Rogier accumulated honors as well, in the form of benefices and prebends; he also received a rich pension from the Bishop of Léon. He died in 1596 in Madrid, asking in his will that his assistant and fellow northerner, Géry de Ghersem, see to the publication of five of his masses. By the time he published them, the dedicatee Philip II had himself died, so he dedicated them to Philip III instead. Ghersem also added one of his own masses to the collection - the only one of his numerous works to survive to the present day complete.
More of Rogier's music remains than that of his compatriot Géry de Ghersem. While most was destroyed in 1755 when the enormous library of John IV burned during the Lisbon earthquake, some had successfully been disseminated through publication or manuscript transmission; some of his work appears in manuscript in places as distant as Mexico (some manuscript psalm settings survive in the archives of Puebla Cathedral).

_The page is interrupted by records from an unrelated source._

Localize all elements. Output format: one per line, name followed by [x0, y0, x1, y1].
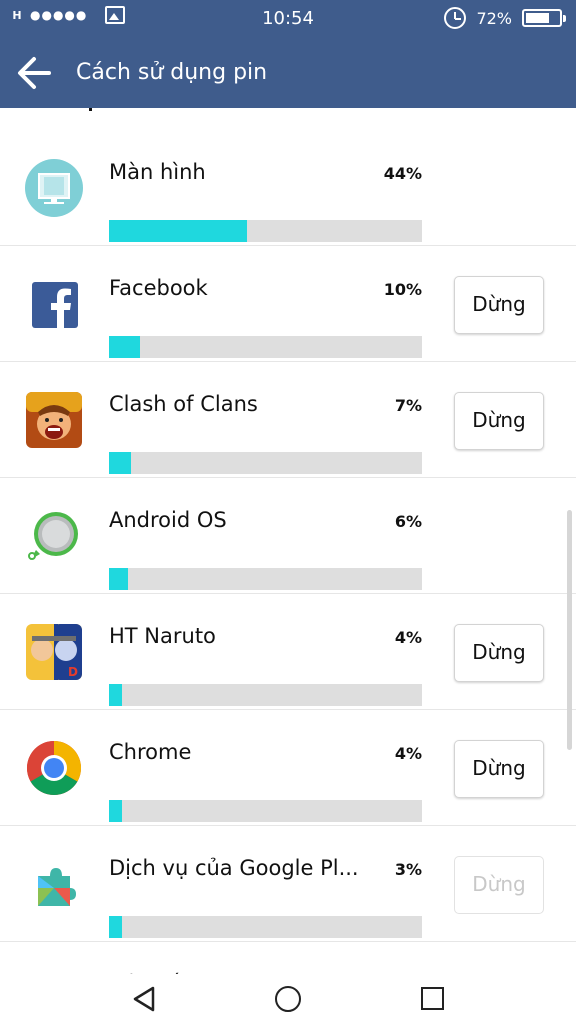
app-name: Màn hình	[109, 160, 206, 184]
usage-bar	[109, 568, 422, 590]
usage-bar-fill	[109, 336, 141, 358]
usage-bar	[109, 684, 422, 706]
battery-usage-row[interactable]: Chrome 4% Dừng	[0, 710, 576, 826]
stop-button[interactable]: Dừng	[454, 276, 544, 334]
battery-usage-row[interactable]: Màn hình 44%	[0, 130, 576, 246]
usage-bar-fill	[109, 220, 247, 242]
usage-percent: 44%	[383, 164, 422, 183]
stop-button[interactable]: Dừng	[454, 740, 544, 798]
google-play-services-icon	[24, 854, 84, 914]
scrollbar[interactable]	[567, 510, 572, 750]
arrow-left-icon[interactable]	[16, 56, 52, 90]
usage-bar-fill	[109, 800, 122, 822]
triangle-back-icon[interactable]	[132, 986, 156, 1012]
battery-usage-row[interactable]: Dịch vụ của Google Pl... 3% Dừng	[0, 826, 576, 942]
usage-bar-fill	[109, 916, 122, 938]
battery-percent: 72%	[476, 8, 512, 28]
android-os-icon	[24, 506, 84, 566]
usage-bar	[109, 336, 422, 358]
ht-naruto-icon: D	[24, 622, 84, 682]
stop-button[interactable]: Dừng	[454, 392, 544, 450]
svg-text:D: D	[68, 665, 78, 679]
chrome-icon	[24, 738, 84, 798]
navigation-bar	[0, 974, 576, 1024]
page-title: Cách sử dụng pin	[76, 60, 268, 85]
battery-usage-row[interactable]: D HT Naruto 4% Dừng	[0, 594, 576, 710]
app-name: HT Naruto	[109, 624, 216, 648]
usage-percent: 3%	[394, 860, 422, 879]
status-bar: H ●●●●● 10:54 72%	[0, 0, 576, 38]
usage-bar-fill	[109, 452, 131, 474]
usage-percent: 7%	[394, 396, 422, 415]
usage-bar-fill	[109, 568, 128, 590]
battery-usage-row[interactable]: Android OS 6%	[0, 478, 576, 594]
usage-bar	[109, 220, 422, 242]
usage-bar	[109, 800, 422, 822]
app-name: Facebook	[109, 276, 208, 300]
square-recent-icon[interactable]	[421, 987, 444, 1010]
battery-icon	[522, 9, 566, 27]
usage-percent: 6%	[394, 512, 422, 531]
battery-usage-row[interactable]: Clash of Clans 7% Dừng	[0, 362, 576, 478]
app-name: Dịch vụ của Google Pl...	[109, 856, 359, 880]
screen-icon	[24, 158, 84, 218]
usage-percent: 4%	[394, 744, 422, 763]
stop-button[interactable]: Dừng	[454, 856, 544, 914]
app-name: Clash of Clans	[109, 392, 258, 416]
clash-of-clans-icon	[24, 390, 84, 450]
battery-usage-row[interactable]: Hệ thống Android3%	[0, 942, 576, 974]
battery-usage-list: Màn hình 44% Facebook 10% Dừng Clash of Clans…	[0, 108, 576, 974]
app-name: Chrome	[109, 740, 192, 764]
facebook-icon	[24, 274, 84, 334]
stop-button[interactable]: Dừng	[454, 624, 544, 682]
circle-home-icon[interactable]	[275, 986, 301, 1012]
usage-bar-fill	[109, 684, 122, 706]
alarm-icon	[444, 7, 467, 29]
partial-text-fragment	[88, 108, 94, 111]
usage-percent: 10%	[383, 280, 422, 299]
usage-percent: 4%	[394, 628, 422, 647]
app-name: Android OS	[109, 508, 227, 532]
usage-bar	[109, 452, 422, 474]
usage-bar	[109, 916, 422, 938]
battery-usage-row[interactable]: Facebook 10% Dừng	[0, 246, 576, 362]
app-bar: Cách sử dụng pin	[0, 38, 576, 108]
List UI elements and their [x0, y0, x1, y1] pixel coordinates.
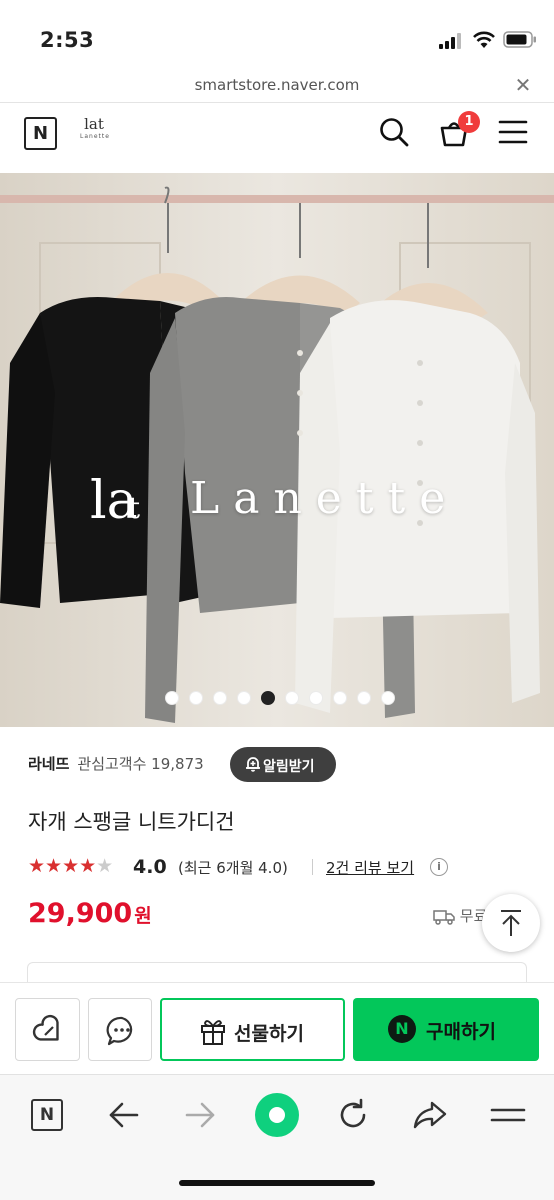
carousel-dot[interactable]: [213, 691, 227, 705]
chat-bubble-icon: [106, 1016, 133, 1046]
status-bar: 2:53: [0, 0, 554, 70]
carousel-dot[interactable]: [261, 691, 275, 705]
info-icon[interactable]: i: [430, 858, 448, 876]
cart-count-badge: 1: [458, 111, 480, 133]
gift-label: 선물하기: [234, 1023, 304, 1045]
browser-menu-button[interactable]: [488, 1095, 528, 1135]
carousel-dot[interactable]: [165, 691, 179, 705]
reload-button[interactable]: [333, 1095, 373, 1135]
gift-button[interactable]: 선물하기: [160, 998, 345, 1061]
rating-score: 4.0: [133, 856, 167, 878]
close-icon[interactable]: ✕: [512, 74, 534, 96]
carousel-dot[interactable]: [357, 691, 371, 705]
divider: [312, 859, 313, 875]
carousel-dot[interactable]: [285, 691, 299, 705]
green-dot-center: [269, 1107, 285, 1123]
price-value: 29,900: [28, 898, 133, 929]
stars-filled: ★★★★: [28, 855, 97, 877]
heart-tag-icon: [32, 1014, 59, 1041]
carousel-dot[interactable]: [333, 691, 347, 705]
store-logo-mark: lat: [84, 115, 104, 133]
arrow-left-icon: [109, 1102, 139, 1128]
naver-pay-icon: N: [388, 1015, 416, 1043]
zzim-button[interactable]: [15, 998, 80, 1061]
forward-button[interactable]: [181, 1095, 221, 1135]
store-logo-sub: Lanette: [80, 133, 110, 140]
battery-icon: [503, 31, 536, 48]
favorites-count: 관심고객수 19,873: [77, 755, 204, 773]
green-dot-button[interactable]: [255, 1093, 299, 1137]
reviews-link[interactable]: 2건 리뷰 보기: [326, 857, 414, 878]
wifi-icon: [473, 31, 495, 48]
carousel-dot[interactable]: [381, 691, 395, 705]
home-indicator[interactable]: [179, 1180, 375, 1186]
share-arrow-icon: [413, 1101, 447, 1129]
url-bar[interactable]: smartstore.naver.com ✕: [0, 70, 554, 102]
gift-icon: [201, 1020, 225, 1045]
hero-brand-text: Lanette: [190, 473, 460, 524]
menu-icon[interactable]: [498, 119, 528, 145]
svg-text:t: t: [128, 491, 140, 526]
star-rating: ★★★★★: [28, 855, 113, 877]
talk-button[interactable]: [88, 998, 152, 1061]
scroll-top-button[interactable]: [482, 894, 540, 952]
recent-rating: (최근 6개월 4.0): [178, 859, 288, 877]
store-header: N lat Lanette 1: [0, 103, 554, 173]
alarm-button[interactable]: 알림받기: [230, 747, 336, 782]
menu-icon: [490, 1108, 526, 1122]
search-icon[interactable]: [379, 117, 409, 147]
bell-plus-icon: [246, 757, 260, 772]
signal-icon: [439, 33, 461, 49]
store-logo[interactable]: lat Lanette: [80, 115, 110, 149]
buy-button[interactable]: N 구매하기: [353, 998, 539, 1061]
truck-icon: [433, 909, 455, 925]
naver-logo-button[interactable]: N: [24, 117, 57, 150]
product-photo: la t: [0, 173, 554, 727]
back-button[interactable]: [103, 1095, 143, 1135]
shipping-info: 무료: [433, 905, 487, 926]
naver-home-button[interactable]: N: [27, 1095, 67, 1135]
alarm-label: 알림받기: [263, 759, 315, 775]
buy-label: 구매하기: [426, 1021, 496, 1043]
purchase-action-bar: 선물하기 N 구매하기: [0, 982, 554, 1074]
price-currency: 원: [134, 905, 152, 927]
carousel-dot[interactable]: [309, 691, 323, 705]
product-image-carousel[interactable]: la t Lanette: [0, 173, 554, 727]
url-text[interactable]: smartstore.naver.com: [0, 76, 554, 94]
product-title: 자개 스팽글 니트가디건: [28, 810, 235, 834]
product-price: 29,900 원: [28, 898, 152, 929]
arrow-right-icon: [185, 1102, 215, 1128]
carousel-dot[interactable]: [237, 691, 251, 705]
carousel-dots: [0, 691, 554, 707]
stars-empty: ★: [96, 855, 114, 877]
share-button[interactable]: [410, 1095, 450, 1135]
naver-n-icon: N: [31, 1099, 63, 1131]
arrow-up-icon: [501, 910, 521, 936]
reload-icon: [340, 1098, 366, 1128]
carousel-dot[interactable]: [189, 691, 203, 705]
status-time: 2:53: [40, 28, 95, 52]
store-name[interactable]: 라네뜨: [28, 755, 69, 773]
store-info: 라네뜨 관심고객수 19,873: [28, 753, 204, 774]
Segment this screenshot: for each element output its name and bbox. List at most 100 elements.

Rogier wrote both sacred and secular music, but as expected for a composer active in the royal chapel of a deeply religious monarch during the Counter-Reformation, the majority of it is sacred. Two instrumental pieces, possibly arrangements of vocal works, have survived as well. Of the 243 compositions listed in John IV's library catalogue (compiled in Lisbon in 1649), 36 motets, 7 masses, 4 chansons, 4 psalm verse settings, and two presumably instrumental compositions (since they are textless, and appear in collections for instrumental performance) have survived.
His published masses are for from four to six voices; one in manuscript exists in two versions, with one for eight and the other for twelve independent voice parts. Stylistically they recall music written fifty years before, particularly the elaborate polyphonic style of Nicolas Gombert, another member of the Habsburg chapel. Rogier's motets are also in the Franco-Flemish style of mid-century. His secular music, on the other hand, shows some progressive features that anticipate the Spanish music of the early 17th century, for example with their frequent use of syncopation.
Rogier was long a highly-regarded composer, as shown by a laudatory reference in a poem, Laurel de Apolo by Lope de Vega, written in 1630 - more than three decades after his death. His music was published in places as distant as Madrid, Antwerp, and Naples.